I think I have answered those in earlier posts – see

The details are in those posts. The short answers are:

  1. Yes, a minor can consent if he or she is ‘Gillick competent’ that is the has ‘a sufficient understanding and intelligence to enable him or her to understand fully what is proposed’ (Gillick v West Norfolk & Wisbeck Area Health Authority [1986] AC 112). The critical question is not his or her age, but her understanding which will be different for different children but also different depending on the complexity of the issues at stake. A child may be able to consent to the application of a band-aid, but not to the administration of sutures etc.  Where a child does not have the capacity to consent, and there is no one ‘in loco parentis’ to consent for him or her, then the doctrine of necessity applies and justifies whatever treatment that ‘a reasonable person would in all the circumstance [give], acting in the best interests of the assisted person’ (see The doctrine of necessity – Explained (January 31, 2017)).
  2. Yes, that was the issue in Gillick’s case where the court said that once the child met the standard of competency, he or she could give consent and that was sufficient.
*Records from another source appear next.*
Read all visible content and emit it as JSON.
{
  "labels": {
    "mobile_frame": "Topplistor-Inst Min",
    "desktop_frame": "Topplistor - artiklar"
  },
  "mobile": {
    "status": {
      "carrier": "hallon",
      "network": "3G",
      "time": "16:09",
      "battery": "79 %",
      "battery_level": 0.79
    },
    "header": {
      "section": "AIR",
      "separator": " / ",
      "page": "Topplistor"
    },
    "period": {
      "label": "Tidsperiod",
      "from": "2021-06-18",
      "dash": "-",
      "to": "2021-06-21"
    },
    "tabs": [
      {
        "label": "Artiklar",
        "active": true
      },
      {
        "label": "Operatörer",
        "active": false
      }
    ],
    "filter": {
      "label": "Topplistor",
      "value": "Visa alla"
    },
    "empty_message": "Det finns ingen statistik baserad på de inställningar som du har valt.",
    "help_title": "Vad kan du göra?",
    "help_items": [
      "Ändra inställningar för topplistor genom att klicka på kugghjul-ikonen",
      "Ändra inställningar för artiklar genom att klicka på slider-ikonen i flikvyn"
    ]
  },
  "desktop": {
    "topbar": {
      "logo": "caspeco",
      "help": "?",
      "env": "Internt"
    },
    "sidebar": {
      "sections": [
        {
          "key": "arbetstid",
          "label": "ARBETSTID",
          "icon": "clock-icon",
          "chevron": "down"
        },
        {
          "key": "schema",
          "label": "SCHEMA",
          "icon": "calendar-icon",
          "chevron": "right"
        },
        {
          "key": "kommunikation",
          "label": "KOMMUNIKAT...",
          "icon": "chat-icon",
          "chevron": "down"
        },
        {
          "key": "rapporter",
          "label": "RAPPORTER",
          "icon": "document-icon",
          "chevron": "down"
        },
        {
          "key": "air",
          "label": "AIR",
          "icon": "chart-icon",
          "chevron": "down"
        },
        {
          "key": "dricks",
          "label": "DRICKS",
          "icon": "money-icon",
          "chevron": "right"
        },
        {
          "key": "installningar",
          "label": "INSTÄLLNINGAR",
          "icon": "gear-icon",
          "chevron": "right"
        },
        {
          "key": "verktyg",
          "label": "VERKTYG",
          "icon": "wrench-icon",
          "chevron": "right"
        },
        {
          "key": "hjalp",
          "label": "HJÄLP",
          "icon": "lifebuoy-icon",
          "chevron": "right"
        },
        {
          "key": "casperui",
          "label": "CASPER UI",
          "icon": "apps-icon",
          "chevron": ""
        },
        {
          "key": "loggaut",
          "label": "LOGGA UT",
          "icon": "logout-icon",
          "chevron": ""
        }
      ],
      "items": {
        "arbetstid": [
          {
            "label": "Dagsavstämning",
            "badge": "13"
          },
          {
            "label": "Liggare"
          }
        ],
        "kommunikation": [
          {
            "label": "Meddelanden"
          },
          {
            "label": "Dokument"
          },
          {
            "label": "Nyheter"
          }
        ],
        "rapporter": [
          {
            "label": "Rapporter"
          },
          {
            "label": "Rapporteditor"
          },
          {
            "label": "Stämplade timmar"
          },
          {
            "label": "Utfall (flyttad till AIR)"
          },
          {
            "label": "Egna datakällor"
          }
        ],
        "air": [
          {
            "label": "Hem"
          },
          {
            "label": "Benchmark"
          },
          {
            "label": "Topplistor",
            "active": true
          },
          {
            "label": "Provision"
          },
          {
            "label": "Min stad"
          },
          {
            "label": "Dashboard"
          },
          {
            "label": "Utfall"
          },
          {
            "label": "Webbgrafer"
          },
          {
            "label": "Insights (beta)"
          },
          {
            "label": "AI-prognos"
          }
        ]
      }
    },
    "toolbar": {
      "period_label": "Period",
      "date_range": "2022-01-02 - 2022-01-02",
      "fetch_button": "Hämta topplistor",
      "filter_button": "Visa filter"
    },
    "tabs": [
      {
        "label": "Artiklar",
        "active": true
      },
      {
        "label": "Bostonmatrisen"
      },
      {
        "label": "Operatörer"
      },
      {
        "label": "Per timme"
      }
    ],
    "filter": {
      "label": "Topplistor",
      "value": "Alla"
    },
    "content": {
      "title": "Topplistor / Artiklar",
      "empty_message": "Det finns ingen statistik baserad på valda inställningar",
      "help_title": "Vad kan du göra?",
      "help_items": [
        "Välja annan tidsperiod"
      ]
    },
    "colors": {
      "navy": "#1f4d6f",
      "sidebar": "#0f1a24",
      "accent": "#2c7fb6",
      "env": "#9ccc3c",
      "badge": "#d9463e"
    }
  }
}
In New South Wales the Minors Property and Contracts Act 1970 (NSW) s 49 provides that a child over 14 (provided they are competent) can give consent, and the parents of a child under the age of 16 can give consent. Where a child is between those ages then the consent of either is sufficient.  So a 15 year old can consent to treatment which can then be given (assuming the child is Gillick competent) even if the parents object.  Equally the treatment that the parent’s consent to can be given even if the child objects. (It would not be an assault to touch the child in those circumstance but I don’t address the question of whether treatment that the child doesn’t want is therapeutic and putting aside ethical question of whether such treatment is appropriate or in the best interests of the child).